Rad v IAC/InterActiveCorp
2020 NY Slip Op 02990 [183 AD3d 508]
May 21, 2020
Appellate Division, First Department
Published by New York State Law Reporting Bureau pursuant to Judiciary Law § 431.
As corrected through Wednesday, July 1, 2020


[*1]
 Sean Rad et al., Respondents,
v
IAC/InterActiveCorp et al., Appellants.

Wachtell, Lipton, Rosen & Katz, New York (Marc Wolinsky of counsel), for appellants.

Gibson, Dunn & Crutcher LLP, New York (Orin Snyder of counsel), for respondents.

Fried, Frank, Harris, Shriver & Jacobson LLP, New York (Janice Mac Avoy of counsel), for amicus curiae.

Order, Supreme Court, New York County (Saliann Scarpulla, J.), entered June 13, 2019, which, to the extent appealed from as limited by the briefs, denied defendants' motion to dismiss the cause of action for breach of contract except for the merger-related claims asserted by plaintiffs Alexa Mateen and Justin Mateen, and the causes of action for tortious interference with contractual relations and tortious interference with prospective economic advantage, unanimously affirmed, without costs.

The court properly found that CPLR 7601 does not apply to bar plaintiffs' claims. CPLR 7601 permits, but does not require, the commencement of a special proceeding to enforce a valuation agreement. Although plaintiffs' claims undoubtedly relate to a dispute over the valuation process, plaintiffs are not seeking to enforce the valuation agreement and are properly seeking relief in a plenary action (see Matter of Penn Cent. Corp. [Consolidated Rail Corp.], 56 NY2d 120, 130 [1982]). In light of the foregoing, the parties' other arguments about the application of CPLR 7601 are moot.

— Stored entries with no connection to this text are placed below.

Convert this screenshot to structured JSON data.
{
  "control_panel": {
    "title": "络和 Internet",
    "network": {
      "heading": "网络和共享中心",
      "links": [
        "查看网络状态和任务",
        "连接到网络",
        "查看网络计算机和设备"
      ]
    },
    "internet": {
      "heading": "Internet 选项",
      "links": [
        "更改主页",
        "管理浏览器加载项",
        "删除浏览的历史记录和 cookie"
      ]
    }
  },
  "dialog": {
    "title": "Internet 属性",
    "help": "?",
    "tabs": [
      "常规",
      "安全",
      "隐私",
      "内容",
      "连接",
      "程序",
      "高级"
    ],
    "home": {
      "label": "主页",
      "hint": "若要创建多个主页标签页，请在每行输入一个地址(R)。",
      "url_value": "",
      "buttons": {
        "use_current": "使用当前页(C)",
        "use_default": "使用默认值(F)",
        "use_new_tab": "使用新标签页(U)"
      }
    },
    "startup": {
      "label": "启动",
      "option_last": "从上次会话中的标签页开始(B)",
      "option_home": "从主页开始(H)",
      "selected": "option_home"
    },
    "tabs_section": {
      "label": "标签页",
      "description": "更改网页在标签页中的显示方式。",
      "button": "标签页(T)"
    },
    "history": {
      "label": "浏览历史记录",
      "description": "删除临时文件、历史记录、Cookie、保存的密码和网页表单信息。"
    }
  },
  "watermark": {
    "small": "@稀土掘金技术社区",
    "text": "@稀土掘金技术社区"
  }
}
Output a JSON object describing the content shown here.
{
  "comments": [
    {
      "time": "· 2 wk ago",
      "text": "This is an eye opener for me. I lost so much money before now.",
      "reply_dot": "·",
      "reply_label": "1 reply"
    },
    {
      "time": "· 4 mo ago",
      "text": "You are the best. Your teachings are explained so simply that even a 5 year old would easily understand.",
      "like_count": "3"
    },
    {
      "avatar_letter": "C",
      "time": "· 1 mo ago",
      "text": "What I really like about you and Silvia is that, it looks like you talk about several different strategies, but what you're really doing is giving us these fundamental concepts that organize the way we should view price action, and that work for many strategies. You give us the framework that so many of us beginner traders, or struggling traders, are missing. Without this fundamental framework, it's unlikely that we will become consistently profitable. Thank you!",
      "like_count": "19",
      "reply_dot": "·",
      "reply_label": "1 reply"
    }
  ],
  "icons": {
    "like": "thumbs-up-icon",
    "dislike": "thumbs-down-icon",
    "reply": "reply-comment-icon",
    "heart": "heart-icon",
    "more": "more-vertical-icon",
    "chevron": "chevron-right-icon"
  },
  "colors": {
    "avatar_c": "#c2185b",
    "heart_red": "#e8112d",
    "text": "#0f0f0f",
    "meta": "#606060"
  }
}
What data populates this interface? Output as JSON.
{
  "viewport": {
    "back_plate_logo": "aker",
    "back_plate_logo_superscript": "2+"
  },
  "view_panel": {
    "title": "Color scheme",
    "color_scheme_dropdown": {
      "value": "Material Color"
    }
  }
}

The motion court properly found that issues of fact exist as to whether plaintiffs acquiesced to the transaction at issue. Although plaintiff Rad's unvested options vested immediately upon the merger, and he exercised them all, the equitable defense of acquiescence is "fact intensive, often depending . . . on an evaluation of the knowledge, intention and motivation of the acquiescing party" (Julin v Julin, 787 A2d 82, 84 [Del 2001]).

Contrary to defendants' contention, those plaintiffs whose employment terminated prior to the merger have standing to assert merger-related claims. While they were obligated to sell their outstanding options upon leaving the company, those options were not valued until the merger. Concur—Richter, J.P., Gische, Kapnick, Kern, Moulton, JJ.

The decision and order of this Court entered herein on October 29, 2019 (176 AD3d 635 [1st Dept 2019]) is hereby recalled and vacated (see 2020 NY Slip Op 66448[U] [decided simultaneously herewith]). [Prior Case History: 64 Misc 3d 1201(A), 2019 NY Slip Op 50957(U).]